Nice video and presentation. If we want to numerical model, for example, light, realistically we cannot continue or begin without a thorough understanding of light at the principle level together with full appreciation in the concept level of light itself. We have lost both, principle and concept values, in physics ever since the euro of SR, GR, quantum mechanics. By which mathematic can model something we are not fully understood and still celebrated supremely.
Stephen Hawking never won a Nobel Prize. They seemed to wait until Hawking died, to only award Penrose?? Correct me if I'm wrong. Just annoying methodologies they use.

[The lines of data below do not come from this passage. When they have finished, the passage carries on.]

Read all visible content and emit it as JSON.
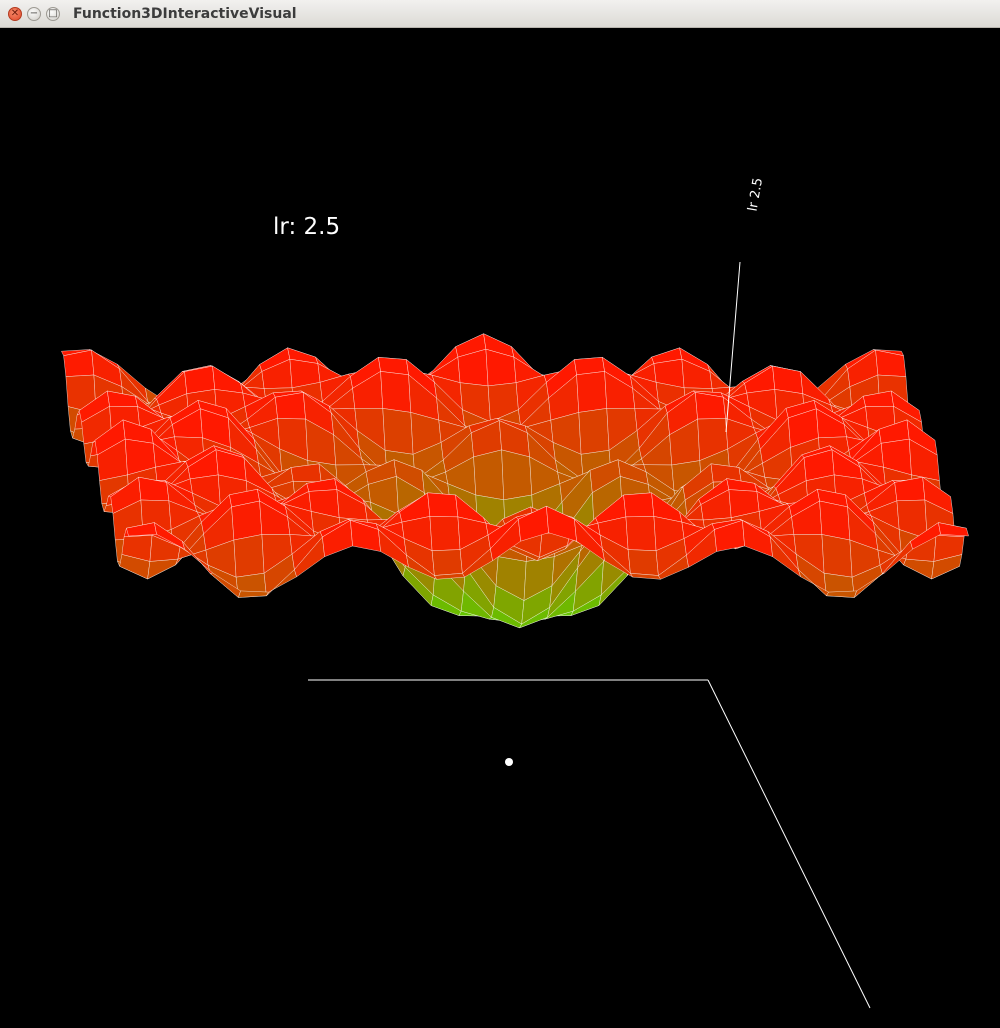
{
  "window": {
    "title": "Function3DInteractiveVisual",
    "controls": [
      "close-icon",
      "minimize-icon",
      "maximize-icon"
    ],
    "close_glyph": "✕",
    "minimize_glyph": "−",
    "maximize_glyph": "□"
  },
  "scene": {
    "param_label": "lr: 2.5",
    "axis_tag": "lr 2.5",
    "background": "#000000",
    "low_color": "#33ff00",
    "high_color": "#ff1400",
    "mesh_line_color": "#ffffff"
  }
}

I think Nobel's are overstated. I can imagine the committee not revisiting their awards, totally agree there. If revisiting were to happen, it would go on and on and on and everybody and their pets would come up with new controversies. Personally, I think the committee should have honored three experimentalists.
An Indian needs to make a movie on this..... But no Indian will do it.... Some foreigner will make it and then the Nobel committee will apologize and reverse the decision.....
Will you start studying "Deep Quantum tunneling" , mentioned by Linda Moulton Howe "space Force" youtube ? Right now it is Extra terrestrial being technology for space travel.
Don't get too wrapped-up in this: BHO got the 2009 Nobel Peace Prize for .... being BHO. The selection committees don't have the standards they used to.
The Nobel-Prize is a stupid metric for rewarding people. It simply gives the impression that one's man work is much significant than somebody else, and not to mention how utterly corrupt it can be. Rosalind Franklin, was the one who was on the cutting edge of discovering DNA. James Watson and Francis Crick were the ones that stole this bedrock and published a paper, and even got a nobel prize for it.
Abdul Salaam got it, you know. Lots of Japanese, Chinese, and Indian recipients. Perhaps brown people should just do more world-class science? (And then wait 30-50 years to get recognized - because that’s the lag the Nobel Prize has for all nationalities and skin colours.)